If you saw any sort of Jewish publication in the last 60 years or so of the 20th century, you almost certainly saw the work of graphic designer Ismar David. Here is the description of one of his most significant works, from the intro on his website:
Arguably his most important contribution to the visual arts, and indeed our social fabric as a whole, is his ground-breaking typeface David Hebrew, conceived in the 1930s as a multi-style, multi-weight family of fonts.

I recognize these letters immediately. I’m sure that when I was a kid I played with dreidels and read Passover haggadahs that have this exact font on them.
And then I looked at more of his design work, like these:

Even if I can’t say specifically that I’ve seen these exact samples (and there are dozens more on his website), I recognize his hebrew calligraphy and art style. I can only imagine how much of his work I was exposed to as a kid when he was still an active designer and I was growing up in a Jewish community.
Now Things Get More Serious
Okay. So that’s a nice little look at the designer. But what about the words? Well, let me tell you just a little of what I learned about the Chronicle’s editor, Israel Eldad.
When he died in 1996, his obituary that ran in the New York Times didn’t mention this fake newspaper at all. It was not what he was most known for. What he was known for was being a member and leader of Lehi, an extreme right-wing militant group that opposed British rule over what is now Israel and the Palestinian territories.
In 1948, during the Arab-Israeli War, he was part of Lehi’s leadership when the group ordered the assassination of United Nations mediator Folke Bernadotte. So of course I looked Bernadotte up, too. Among other things in his career, Bernadotte had negotiated the release of thousands of prisoners from Nazi concentration camps during World War II. But now Lehi saw him as being on the Arab side in Arab-Israeli negotiations.
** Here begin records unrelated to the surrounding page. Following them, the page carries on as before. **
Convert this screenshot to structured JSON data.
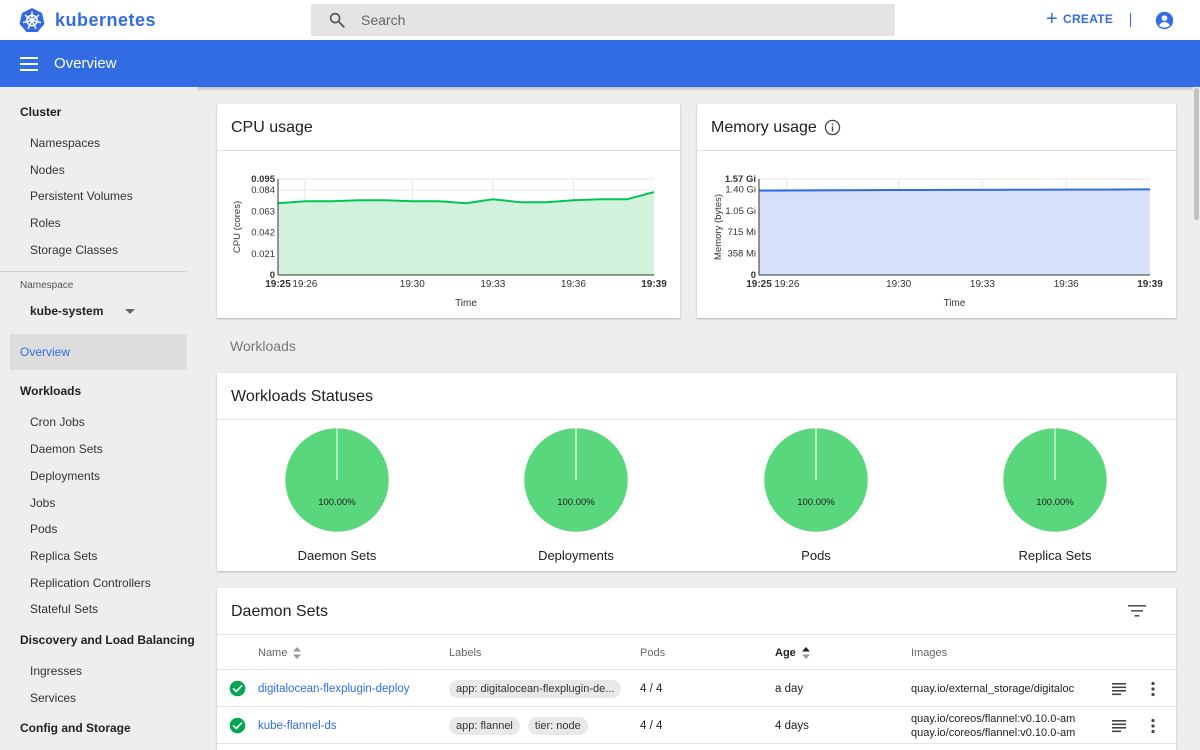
{
  "app": {
    "brand": "kubernetes"
  },
  "search": {
    "placeholder": "Search"
  },
  "topbar": {
    "create_label": "CREATE"
  },
  "header": {
    "title": "Overview"
  },
  "sidebar": {
    "cluster_title": "Cluster",
    "cluster_items": [
      "Namespaces",
      "Nodes",
      "Persistent Volumes",
      "Roles",
      "Storage Classes"
    ],
    "namespace_label": "Namespace",
    "namespace_value": "kube-system",
    "overview": "Overview",
    "workloads_title": "Workloads",
    "workloads_items": [
      "Cron Jobs",
      "Daemon Sets",
      "Deployments",
      "Jobs",
      "Pods",
      "Replica Sets",
      "Replication Controllers",
      "Stateful Sets"
    ],
    "discovery_title": "Discovery and Load Balancing",
    "discovery_items": [
      "Ingresses",
      "Services"
    ],
    "config_title": "Config and Storage"
  },
  "cpu": {
    "title": "CPU usage",
    "chart_data": {
      "type": "area",
      "x": [
        "19:25",
        "19:26",
        "19:27",
        "19:28",
        "19:29",
        "19:30",
        "19:31",
        "19:32",
        "19:33",
        "19:34",
        "19:35",
        "19:36",
        "19:37",
        "19:38",
        "19:39"
      ],
      "values": [
        0.071,
        0.073,
        0.073,
        0.074,
        0.074,
        0.073,
        0.073,
        0.071,
        0.075,
        0.072,
        0.072,
        0.074,
        0.075,
        0.075,
        0.082
      ],
      "xticks": [
        "19:25",
        "19:26",
        "19:30",
        "19:33",
        "19:36",
        "19:39"
      ],
      "yticks": [
        "0",
        "0.021",
        "0.042",
        "0.063",
        "0.084",
        "0.095"
      ],
      "ytick_values": [
        0,
        0.021,
        0.042,
        0.063,
        0.084,
        0.095
      ],
      "ylim": [
        0,
        0.095
      ],
      "xlabel": "Time",
      "ylabel": "CPU (cores)",
      "color": "#00c752",
      "fill": "#d3f2dd"
    }
  },
  "memory": {
    "title": "Memory usage",
    "chart_data": {
      "type": "area",
      "x": [
        "19:25",
        "19:26",
        "19:27",
        "19:28",
        "19:29",
        "19:30",
        "19:31",
        "19:32",
        "19:33",
        "19:34",
        "19:35",
        "19:36",
        "19:37",
        "19:38",
        "19:39"
      ],
      "values": [
        1.38,
        1.382,
        1.384,
        1.386,
        1.388,
        1.39,
        1.391,
        1.392,
        1.393,
        1.394,
        1.395,
        1.396,
        1.397,
        1.398,
        1.4
      ],
      "xticks": [
        "19:25",
        "19:26",
        "19:30",
        "19:33",
        "19:36",
        "19:39"
      ],
      "yticks": [
        "0",
        "358 Mi",
        "715 Mi",
        "1.05 Gi",
        "1.40 Gi",
        "1.57 Gi"
      ],
      "ytick_values": [
        0,
        0.35,
        0.7,
        1.05,
        1.4,
        1.57
      ],
      "ylim": [
        0,
        1.57
      ],
      "xlabel": "Time",
      "ylabel": "Memory (bytes)",
      "color": "#326ce5",
      "fill": "#d6e0f9"
    }
  },
  "workloads_section": "Workloads",
  "statuses": {
    "title": "Workloads Statuses",
    "chart_data": [
      {
        "type": "pie",
        "label": "Daemon Sets",
        "percent": 100,
        "percent_label": "100.00%"
      },
      {
        "type": "pie",
        "label": "Deployments",
        "percent": 100,
        "percent_label": "100.00%"
      },
      {
        "type": "pie",
        "label": "Pods",
        "percent": 100,
        "percent_label": "100.00%"
      },
      {
        "type": "pie",
        "label": "Replica Sets",
        "percent": 100,
        "percent_label": "100.00%"
      }
    ],
    "pie_color": "#5ad67d"
  },
  "daemon_sets": {
    "title": "Daemon Sets",
    "columns": {
      "name": "Name",
      "labels": "Labels",
      "pods": "Pods",
      "age": "Age",
      "images": "Images"
    },
    "rows": [
      {
        "name": "digitalocean-flexplugin-deploy",
        "labels": [
          "app: digitalocean-flexplugin-de..."
        ],
        "pods": "4 / 4",
        "age": "a day",
        "images": [
          "quay.io/external_storage/digitaloc"
        ]
      },
      {
        "name": "kube-flannel-ds",
        "labels": [
          "app: flannel",
          "tier: node"
        ],
        "pods": "4 / 4",
        "age": "4 days",
        "images": [
          "quay.io/coreos/flannel:v0.10.0-am",
          "quay.io/coreos/flannel:v0.10.0-am"
        ]
      }
    ]
  },
  "colors": {
    "brand": "#326ce5",
    "success": "#00a650"
  }
}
Then a few years later, Eldad wrote this fake newspaper about the bible.
From what I could tell, Eldad today is neither universally celebrated nor universally condemned, even among people who share broadly similar political views on Middle East politics.
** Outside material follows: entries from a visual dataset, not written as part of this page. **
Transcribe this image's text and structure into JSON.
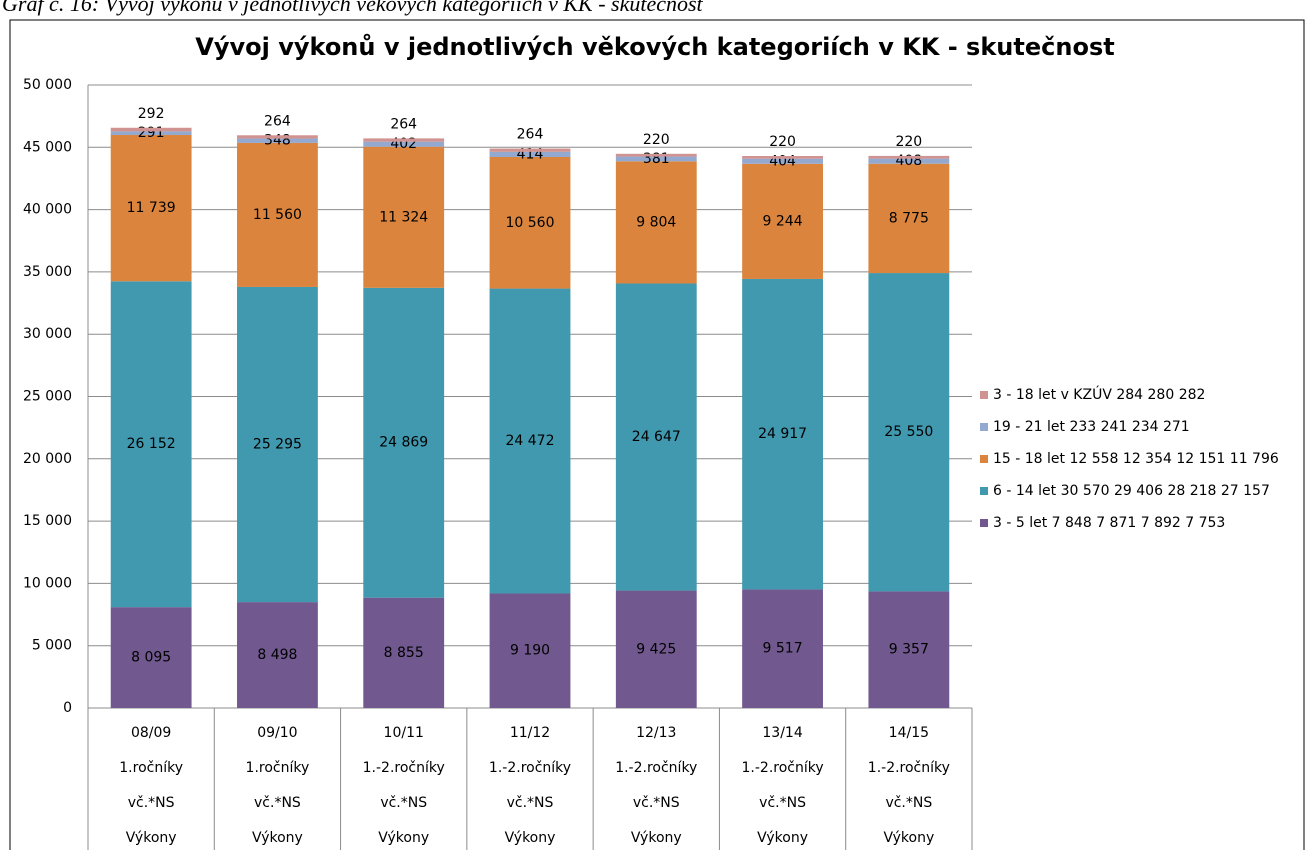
{
  "caption": "Graf č. 16: Vývoj výkonů v jednotlivých věkových kategoriích v KK - skutečnost",
  "chart_data": {
    "type": "stacked_bar",
    "title": "Vývoj výkonů v jednotlivých věkových kategoriích v KK - skutečnost",
    "categories": [
      [
        "08/09",
        "1.ročníky",
        "vč.*NS",
        "Výkony"
      ],
      [
        "09/10",
        "1.ročníky",
        "vč.*NS",
        "Výkony"
      ],
      [
        "10/11",
        "1.-2.ročníky",
        "vč.*NS",
        "Výkony"
      ],
      [
        "11/12",
        "1.-2.ročníky",
        "vč.*NS",
        "Výkony"
      ],
      [
        "12/13",
        "1.-2.ročníky",
        "vč.*NS",
        "Výkony"
      ],
      [
        "13/14",
        "1.-2.ročníky",
        "vč.*NS",
        "Výkony"
      ],
      [
        "14/15",
        "1.-2.ročníky",
        "vč.*NS",
        "Výkony"
      ]
    ],
    "series": [
      {
        "name": "3 - 5 let 7 848 7 871 7 892 7 753",
        "color": "#71598f",
        "values": [
          8095,
          8498,
          8855,
          9190,
          9425,
          9517,
          9357
        ],
        "value_labels": [
          "8 095",
          "8 498",
          "8 855",
          "9 190",
          "9 425",
          "9 517",
          "9 357"
        ]
      },
      {
        "name": "6 - 14 let 30 570 29 406 28 218 27 157",
        "color": "#4199af",
        "values": [
          26152,
          25295,
          24869,
          24472,
          24647,
          24917,
          25550
        ],
        "value_labels": [
          "26 152",
          "25 295",
          "24 869",
          "24 472",
          "24 647",
          "24 917",
          "25 550"
        ]
      },
      {
        "name": "15 - 18 let 12 558 12 354 12 151 11 796",
        "color": "#db843d",
        "values": [
          11739,
          11560,
          11324,
          10560,
          9804,
          9244,
          8775
        ],
        "value_labels": [
          "11 739",
          "11 560",
          "11 324",
          "10 560",
          "9 804",
          "9 244",
          "8 775"
        ]
      },
      {
        "name": "19 - 21 let 233 241 234 271",
        "color": "#93a9cf",
        "values": [
          291,
          348,
          402,
          414,
          381,
          404,
          408
        ]
      },
      {
        "name": "3 - 18 let v KZÚV 284 280 282",
        "color": "#d19392",
        "values": [
          292,
          264,
          264,
          264,
          220,
          220,
          220
        ]
      }
    ],
    "ylim": [
      0,
      50000
    ],
    "yticks": [
      0,
      {
        "value": 5000,
        "label": "5 000"
      },
      {
        "value": 10000,
        "label": "10 000"
      },
      {
        "value": 15000,
        "label": "15 000"
      },
      {
        "value": 20000,
        "label": "20 000"
      },
      {
        "value": 25000,
        "label": "25 000"
      },
      {
        "value": 30000,
        "label": "30 000"
      },
      {
        "value": 35000,
        "label": "35 000"
      },
      {
        "value": 40000,
        "label": "40 000"
      },
      {
        "value": 45000,
        "label": "45 000"
      },
      {
        "value": 50000,
        "label": "50 000"
      }
    ],
    "grid": true,
    "legend": "right"
  }
}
This whole thing has gotten far too serious for this newsletter. Middle East politics is not in the scope of Ironic Sans. I just wanted to talk about funny newspapers. I normally would follow a thread anywhere it takes me, but this one just keeps getting darker and darker the more I pull. So I’m just going to leave it there.
Some of you might want to learn more, from either a historical perspective, or perhaps you’re interested in how all this relates to current Middle East politics. You’re welcome to tug that thread more on your own. And we can talk about it somewhere else if you’d like. But not here.